A CHILD'S DEATH PUNCTUATES EVERYDAY LIFE

The dates and times of our children's deaths are forever seared into our brains. For me, it has meant when the number nine or September comes up, I pause to realize that is the month of my son, Chris' birth and  death. If any number around twenty-three comes up, I calculate how many days this is is before or after Chris' last earthly birthday. If twenty-four or near there comes up, I remember Chris died on September 24th. 

It is an odd mental exercise. Perhaps some of you do this without realizing it. Perhaps it is part of PTSD which the death of our children can cause. Perhaps, it is a way of accepting or transitioning into a life without our children. An internal, subconscious clock that repeatedly punctuates our lives and  most certainly time. A means to accepting without ever forgetting.

How very unfair for us as parents to be reminded of our children's deaths by so many simple things. But, this is, unfortunately, how our lives are now. Just as I recall September 19, 1976, as the date of Chris' birth, I remember September 24, 1999 as the date of his death.

We cannot avoid these recollections, these calculations, these dates. They come into our hearts and heads because the dates of these significant events punctuate our lives into before and after. We did this or that when son or daughter was alive. We can no longer bear to do this same activity on a particular date since our sons or daughters died. 

I can't say, "Do not do this,"  because somehow, punctuating is a method of coping, of handling our lives and containing our grief. And a time of year that brings fond memories, plus anger and sadness that the happy times have been cut off by another date. We all do this. We are not alone. Nor, are we crazy.

Our punctuation points will never go away, but we need to strike a balance within ourselves depending on where we are in our grief journey.

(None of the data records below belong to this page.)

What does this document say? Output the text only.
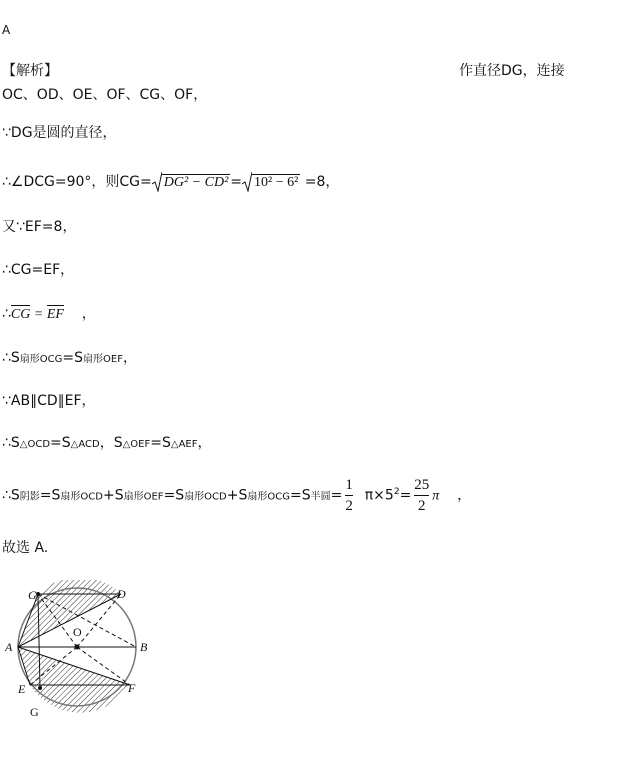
A
【解析】	作直径DG，连接
OC、OD、OE、OF、CG、OF，
∵DG是圆的直径，
∴∠DCG=90°，则CG= DG² − CD² = 10² − 6² =8，
又∵EF=8，
∴CG=EF，
∴CG = EF ，
∴S扇形OCG=S扇形OEF，
∵AB∥CD∥EF，
∴S△OCD=S△ACD，S△OEF=S△AEF，
∴S阴影=S扇形OCD+S扇形OEF=S扇形OCD+S扇形OCG=S半圆= $\frac{1}{2} \pi\times 5^2= \frac{25}{2}$ π ，
故选 A.
G	D
O
A	B
E	F
G
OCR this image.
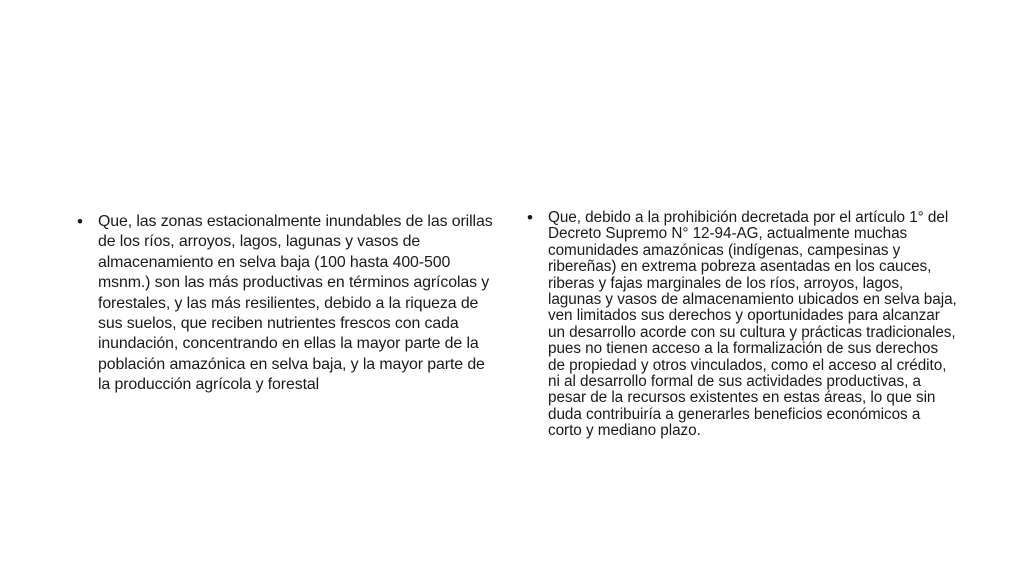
• Que, las zonas estacionalmente inundables de las orillas de los ríos, arroyos, lagos, lagunas y vasos de almacenamiento en selva baja (100 hasta 400-500 msnm.) son las más productivas en términos agrícolas y forestales, y las más resilientes, debido a la riqueza de sus suelos, que reciben nutrientes frescos con cada inundación, concentrando en ellas la mayor parte de la población amazónica en selva baja, y la mayor parte de la producción agrícola y forestal
• Que, debido a la prohibición decretada por el artículo 1° del Decreto Supremo N° 12-94-AG, actualmente muchas comunidades amazónicas (indígenas, campesinas y ribereñas) en extrema pobreza asentadas en los cauces, riberas y fajas marginales de los ríos, arroyos, lagos, lagunas y vasos de almacenamiento ubicados en selva baja, ven limitados sus derechos y oportunidades para alcanzar un desarrollo acorde con su cultura y prácticas tradicionales, pues no tienen acceso a la formalización de sus derechos de propiedad y otros vinculados, como el acceso al crédito, ni al desarrollo formal de sus actividades productivas, a pesar de la recursos existentes en estas áreas, lo que sin duda contribuiría a generarles beneficios económicos a corto y mediano plazo.
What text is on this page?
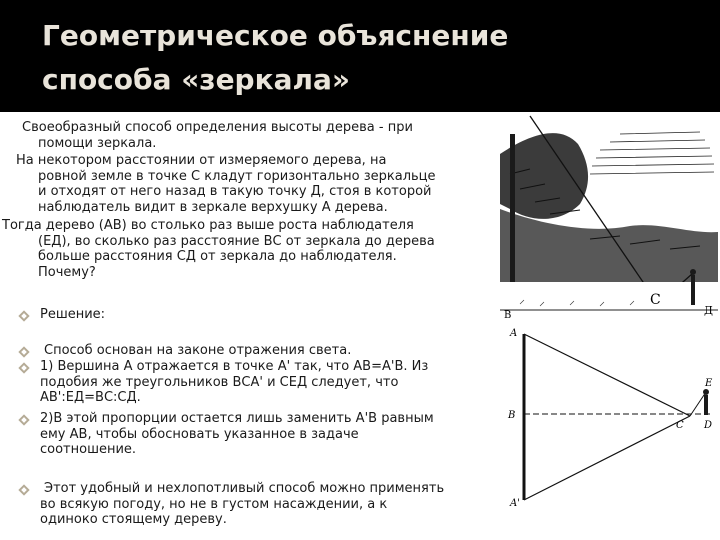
Геометрическое объяснение
способа «зеркала»
Своеобразный способ определения высоты дерева - при
помощи зеркала.
На некотором расстоянии от измеряемого дерева, на
ровной земле в точке С кладут горизонтально зеркальце
и отходят от него назад в такую точку Д, стоя в которой
наблюдатель видит в зеркале верхушку А дерева.
Тогда дерево (АВ) во столько раз выше роста наблюдателя
(ЕД), во сколько раз расстояние ВС от зеркала до дерева
больше расстояния СД от зеркала до наблюдателя.
Почему?
Решение:
Способ основан на законе отражения света.
1) Вершина А отражается в точке А' так, что АВ=А'В. Из
подобия же треугольников ВСА' и СЕД следует, что
АВ':ЕД=ВС:СД.
2)В этой пропорции остается лишь заменить А'В равным
ему АВ, чтобы обосновать указанное в задаче
соотношение.
Этот удобный и нехлопотливый способ можно применять
во всякую погоду, но не в густом насаждении, а к
одиноко стоящему дереву.
В
С
Д
A
B
A'
C
E
D
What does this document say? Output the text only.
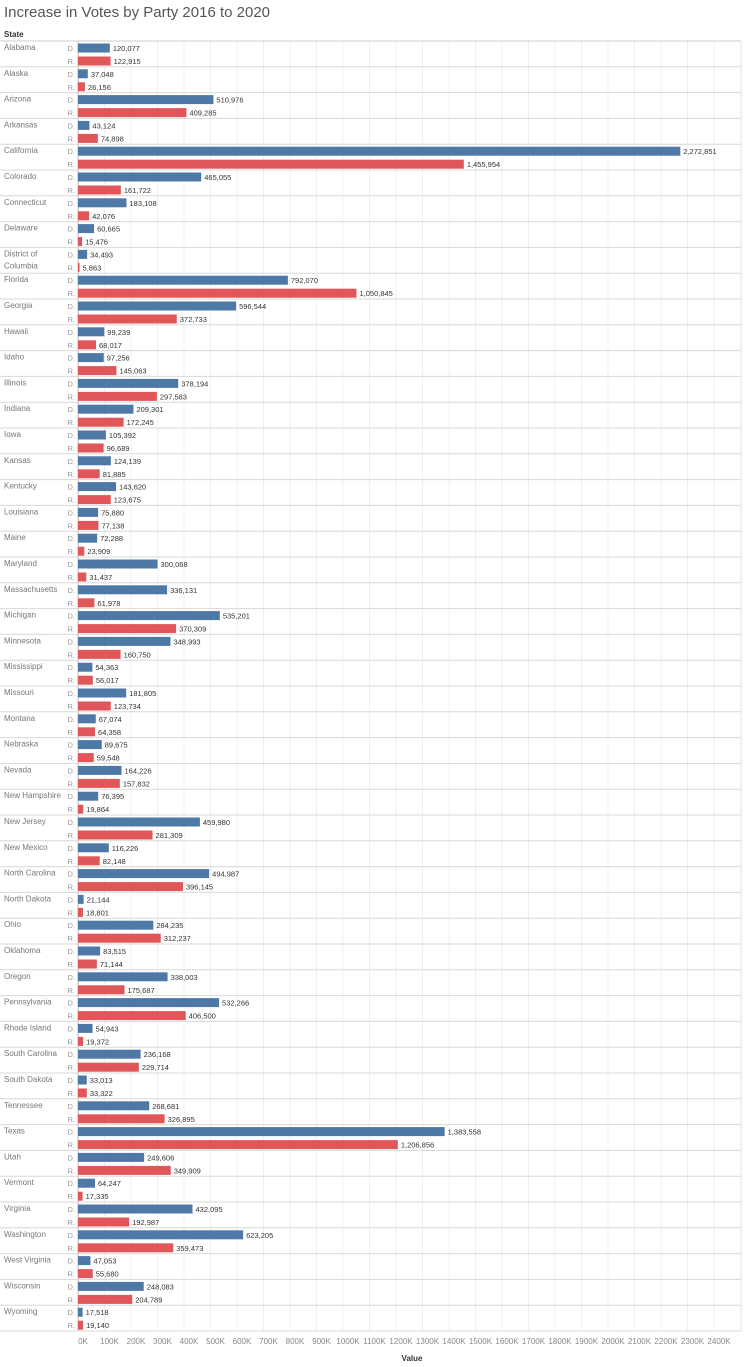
Increase in Votes by Party 2016 to 2020
State
0K 100K 200K 300K 400K 500K 600K 700K 800K 900K 1000K 1100K 1200K 1300K 1400K 1500K 1600K 1700K 1800K 1900K 2000K 2100K 2200K 2300K 2400K
Alabama	D.	120,077
R.	122,915
Alaska	D. 37,048
R. 26,156
Arizona	D.	510,976
R.	409,285
Arkansas	D. 43,124
R.	74,898
California	D.	2,272,851
R.	1,455,954
Colorado	D.	465,055
R.	161,722
Connecticut	D.	183,108
R. 42,076
Delaware	D.	60,665
R. 15,476
District of
Columbia
D. 34,493
R. 5,863
Florida	D.	792,070
R.	1,050,845
Georgia	D.	596,544
R.	372,733
Hawaii	D.	99,239
R.	68,017
Idaho	D.	97,256
R.	145,063
Illinois	D.	378,194
R.	297,583
Indiana	D.	209,301
R.	172,245
Iowa	D.	105,392
R.	96,689
Kansas	D.	124,139
R.	81,885
Kentucky	D.	143,620
R.	123,675
Louisiana	D.	75,880
R.	77,138
Maine	D.	72,288
R. 23,909
Maryland	D.	300,068
R. 31,437
Massachusetts D.	336,131
R.	61,978
Michigan	D.	535,201
R.	370,309
Minnesota	D.	348,993
R.	160,750
Mississippi	D.	54,363
R.	56,017
Missouri	D.	181,805
R.	123,734
Montana	D.	67,074
R.	64,358
Nebraska	D.	89,675
R.	59,548
Nevada	D.	164,226
R.	157,832
New Hampshire D.	76,395
R. 19,864
New Jersey	D.	459,980
R.	281,309
New Mexico	D.	116,226
R.	82,148
North Carolina D.	494,987
R.	396,145
North Dakota D. 21,144
R. 18,801
Ohio	D.	284,235
R.	312,237
Oklahoma	D.	83,515
R.	71,144
Oregon	D.	338,003
R.	175,687
Pennsylvania D.	532,266
R.	406,500
Rhode Island D.	54,943
R. 19,372
South Carolina D.	236,168
R.	229,714
South Dakota D. 33,013
R. 33,322
Tennessee	D.	268,681
R.	326,895
Texas	D.	1,383,558
R.	1,206,856
Utah	D.	249,606
R.	349,909
Vermont	D.	64,247
R. 17,335
Virginia	D.	432,095
R.	192,987
Washington	D.	623,205
R.	359,473
West Virginia D. 47,053
R.	55,680
Wisconsin	D.	248,083
R.	204,789
Wyoming	D. 17,518
R. 19,140
Value
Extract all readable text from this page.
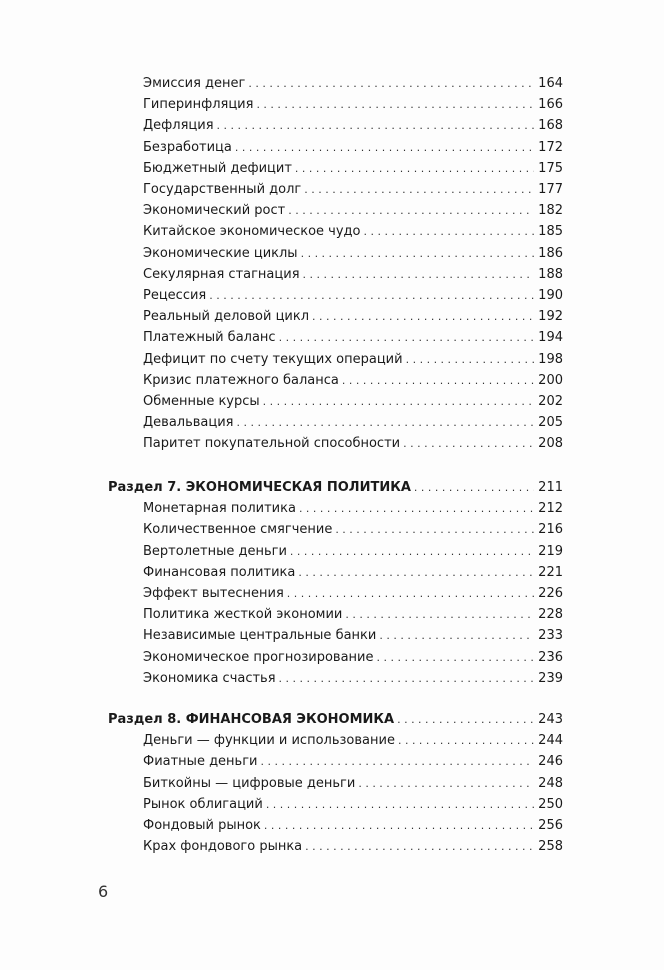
Эмиссия денег . . .	164
Гиперинфляция . . .	166
Дефляция . . .	168
Безработица . . .	172
Бюджетный дефицит . . .	175
Государственный долг . . .	177
Экономический рост . . .	182
Китайское экономическое чудо . . .	185
Экономические циклы . . .	186
Секулярная стагнация . . .	188
Рецессия . . .	190
Реальный деловой цикл . . .	192
Платежный баланс . . .	194
Дефицит по счету текущих операций . . .	198
Кризис платежного баланса . . .	200
Обменные курсы . . .	202
Девальвация . . .	205
Паритет покупательной способности . . .	208
Раздел 7. ЭКОНОМИЧЕСКАЯ ПОЛИТИКА . . .	211
Монетарная политика . . .	212
Количественное смягчение . . .	216
Вертолетные деньги . . .	219
Финансовая политика . . .	221
Эффект вытеснения . . .	226
Политика жесткой экономии . . .	228
Независимые центральные банки . . .	233
Экономическое прогнозирование . . .	236
Экономика счастья . . .	239
Раздел 8. ФИНАНСОВАЯ ЭКОНОМИКА . . .	243
Деньги — функции и использование . . .	244
Фиатные деньги . . .	246
Биткойны — цифровые деньги . . .	248
Рынок облигаций . . .	250
Фондовый рынок . . .	256
Крах фондового рынка . . .	258
6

Anywhere from complete absorption in grief or several days of melancholy which pass.

I suggest daily journaling to help express grief and a way to see our progress in re-integrating life without our children. Do TaiChi, pray, yoga, massage, relaxing music, gardening. Or a new hobby like painting, pottery, making beaded jewelry, sewing, a walking club.  Whatever helps lift you up mentally and physically. None of this will bring back our children, but it will help us accept the facts as they are. To stay grounded in reality. Out of bed, avoiding self neglect, off the couch, even out of a dark closet or away from the TV screen 24/7.

Mourning a child is the worst of any pain. But the pain has to be confronted gradually to help us, as parents, move forward inch by inch to having a life again for ourselves, our spouses, our partners, our living children and for gainful employment. Life will go on around us for a period of time. Then bit by bit we find a new sense of "normalcy."  How we get there is an individual, but necessary, process for each of us. We are not okay with what has happened. Nor should our lives be defined and destroyed by the deaths of our children. This the mysterious "acceptance" I so often mention, punctuated as it is.

"But I am in pain and despair; Lift me up, Oh God, and save me!"   Psalm 69: 29

P.S. My sincerest apologies for being away for so long. I am juggling several health issues and frequently in much pain. I hope you will pray for me as I do for you.